Dans une étude (1), les propriété cancérigènes de substances ont été comparées sur des rats et des souris. 46% des substances testées étaient carcinogènes chez les rats mais pas chez les souris ou inversement. Ceci pose la question de la validité d’une extrapolation à l'homme lorsque les résultats ne sont déjà pas les mêmes entre une souris et un rat ?

Dans une autre étude menée en 1983 sur 19 substances notoirement cancérigènes pour l'être humain, comme le dichlorovos et le lindane, sept seulement ont provoqué un cancer chez des rongeurs, soit un taux d'erreur de 63% ! Il a aussi été démontré que les humains sont 300 fois plus sensibles à l'amiante que les rats. L'effet cancérigène de l'amiante a été finalement découvert par des études menées sur des travailleurs en contact avec ce matériau.

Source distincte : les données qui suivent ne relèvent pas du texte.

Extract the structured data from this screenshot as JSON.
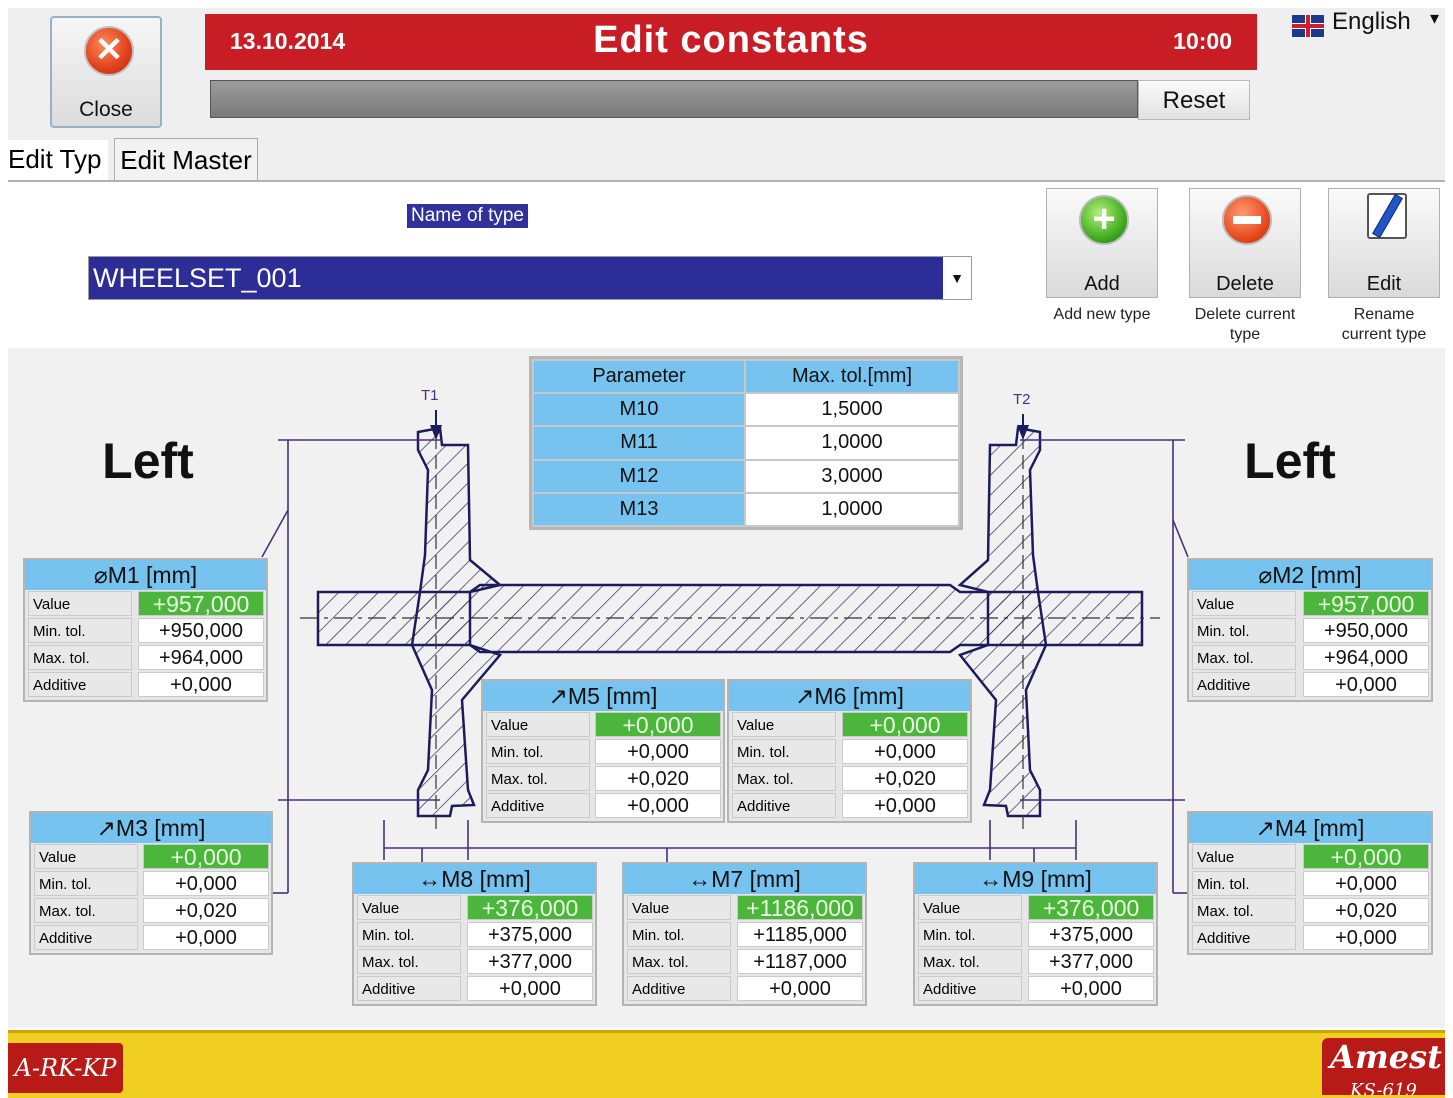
{
  "header": {
    "close_label": "Close",
    "date": "13.10.2014",
    "title": "Edit constants",
    "time": "10:00",
    "language": "English",
    "reset_label": "Reset"
  },
  "tabs": [
    {
      "label": "Edit Typ"
    },
    {
      "label": "Edit Master"
    }
  ],
  "form": {
    "name_label": "Name of type",
    "type_value": "WHEELSET_001"
  },
  "actions": {
    "add": {
      "label": "Add",
      "caption": "Add new type"
    },
    "delete": {
      "label": "Delete",
      "caption_line1": "Delete current",
      "caption_line2": "type"
    },
    "edit": {
      "label": "Edit",
      "caption_line1": "Rename",
      "caption_line2": "current type"
    }
  },
  "side_labels": {
    "left_1": "Left",
    "left_2": "Left"
  },
  "markers": {
    "t1": "T1",
    "t2": "T2"
  },
  "param_table": {
    "headers": [
      "Parameter",
      "Max. tol.[mm]"
    ],
    "rows": [
      {
        "param": "M10",
        "value": "1,5000"
      },
      {
        "param": "M11",
        "value": "1,0000"
      },
      {
        "param": "M12",
        "value": "3,0000"
      },
      {
        "param": "M13",
        "value": "1,0000"
      }
    ]
  },
  "row_labels": {
    "value": "Value",
    "min": "Min. tol.",
    "max": "Max. tol.",
    "additive": "Additive"
  },
  "measurements": {
    "m1": {
      "title": "⌀M1 [mm]",
      "value": "+957,000",
      "min": "+950,000",
      "max": "+964,000",
      "additive": "+0,000"
    },
    "m2": {
      "title": "⌀M2 [mm]",
      "value": "+957,000",
      "min": "+950,000",
      "max": "+964,000",
      "additive": "+0,000"
    },
    "m3": {
      "title": "↗M3 [mm]",
      "value": "+0,000",
      "min": "+0,000",
      "max": "+0,020",
      "additive": "+0,000"
    },
    "m4": {
      "title": "↗M4 [mm]",
      "value": "+0,000",
      "min": "+0,000",
      "max": "+0,020",
      "additive": "+0,000"
    },
    "m5": {
      "title": "↗M5 [mm]",
      "value": "+0,000",
      "min": "+0,000",
      "max": "+0,020",
      "additive": "+0,000"
    },
    "m6": {
      "title": "↗M6 [mm]",
      "value": "+0,000",
      "min": "+0,000",
      "max": "+0,020",
      "additive": "+0,000"
    },
    "m7": {
      "title": "↔M7 [mm]",
      "value": "+1186,000",
      "min": "+1185,000",
      "max": "+1187,000",
      "additive": "+0,000"
    },
    "m8": {
      "title": "↔M8 [mm]",
      "value": "+376,000",
      "min": "+375,000",
      "max": "+377,000",
      "additive": "+0,000"
    },
    "m9": {
      "title": "↔M9 [mm]",
      "value": "+376,000",
      "min": "+375,000",
      "max": "+377,000",
      "additive": "+0,000"
    }
  },
  "footer": {
    "logo_left": "A-RK-KP",
    "logo_right_line1": "Amest",
    "logo_right_line2": "KS-619"
  },
  "colors": {
    "title_bar": "#c81d25",
    "header_cell": "#75c3ee",
    "value_green": "#4cb63c",
    "select_blue": "#2c2d96",
    "footer_yellow": "#f0cf22"
  }
}
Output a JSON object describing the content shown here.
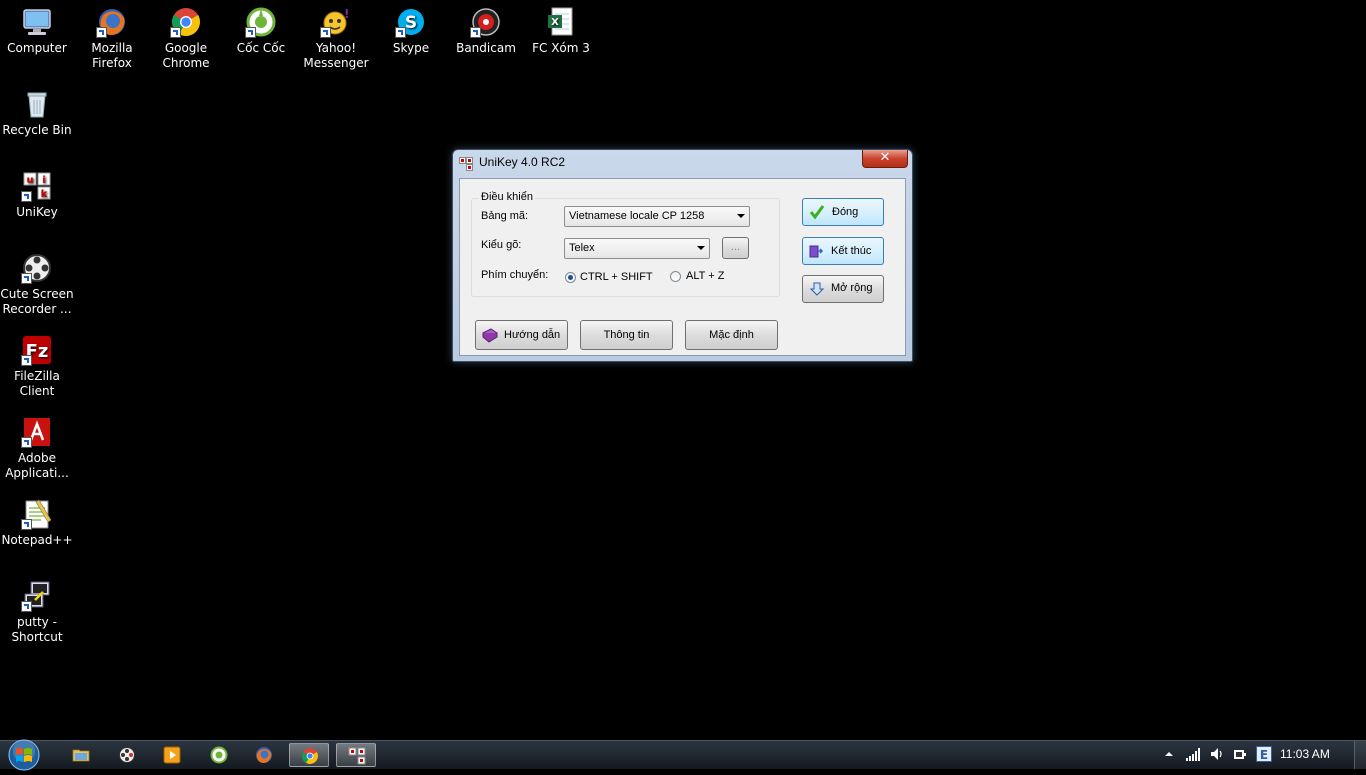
{
  "desktop": {
    "icons": [
      {
        "label": "Computer",
        "icon": "computer-icon"
      },
      {
        "label": "Mozilla Firefox",
        "icon": "firefox-icon"
      },
      {
        "label": "Google Chrome",
        "icon": "chrome-icon"
      },
      {
        "label": "Cốc Cốc",
        "icon": "coccoc-icon"
      },
      {
        "label": "Yahoo! Messenger",
        "icon": "yahoo-messenger-icon"
      },
      {
        "label": "Skype",
        "icon": "skype-icon"
      },
      {
        "label": "Bandicam",
        "icon": "bandicam-icon"
      },
      {
        "label": "FC Xóm 3",
        "icon": "excel-file-icon"
      },
      {
        "label": "Recycle Bin",
        "icon": "recycle-bin-icon"
      },
      {
        "label": "UniKey",
        "icon": "unikey-icon"
      },
      {
        "label": "Cute Screen Recorder ...",
        "icon": "cute-screen-recorder-icon"
      },
      {
        "label": "FileZilla Client",
        "icon": "filezilla-icon"
      },
      {
        "label": "Adobe Applicati...",
        "icon": "adobe-icon"
      },
      {
        "label": "Notepad++",
        "icon": "notepadpp-icon"
      },
      {
        "label": "putty - Shortcut",
        "icon": "putty-icon"
      }
    ]
  },
  "unikey": {
    "title": "UniKey 4.0 RC2",
    "close_glyph": "✕",
    "group_label": "Điều khiển",
    "charset_label": "Bảng mã:",
    "charset_value": "Vietnamese locale CP 1258",
    "input_method_label": "Kiểu gõ:",
    "input_method_value": "Telex",
    "more_button": "...",
    "hotkey_label": "Phím chuyển:",
    "hotkey_options": [
      {
        "label": "CTRL + SHIFT",
        "checked": true
      },
      {
        "label": "ALT + Z",
        "checked": false
      }
    ],
    "buttons": {
      "close": "Đóng",
      "exit": "Kết thúc",
      "expand": "Mở rộng",
      "help": "Hướng dẫn",
      "info": "Thông tin",
      "default": "Mặc định"
    }
  },
  "taskbar": {
    "pinned": [
      {
        "name": "explorer",
        "icon": "folder-icon"
      },
      {
        "name": "cute-screen-recorder",
        "icon": "recorder-icon"
      },
      {
        "name": "media-player",
        "icon": "media-player-icon"
      },
      {
        "name": "coccoc",
        "icon": "coccoc-icon"
      },
      {
        "name": "firefox",
        "icon": "firefox-icon"
      },
      {
        "name": "chrome",
        "icon": "chrome-icon"
      },
      {
        "name": "unikey",
        "icon": "unikey-icon"
      }
    ],
    "clock": "11:03 AM"
  },
  "colors": {
    "accent_blue": "#3c7fb1",
    "close_red": "#c9432d",
    "desktop_bg": "#000000"
  }
}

A l'inverse, la saccharine a été classifiée à tort pendant deux décennies comme étant cancérigène parce que des rongeurs mâles avaient développé un cancer de la vessie avec cette substance. De nombreuses études faites sur la population n'avaient nullement établi le risque de cancer pour cet édulcorant. Malgré cela, l'administration américaine en charge de la santé publique, la FDA, a exigé qu'une mise en garde figure sur les emballages de saccharine. Ce n'est qu'en l'an 2000 que l'erreur a été admise.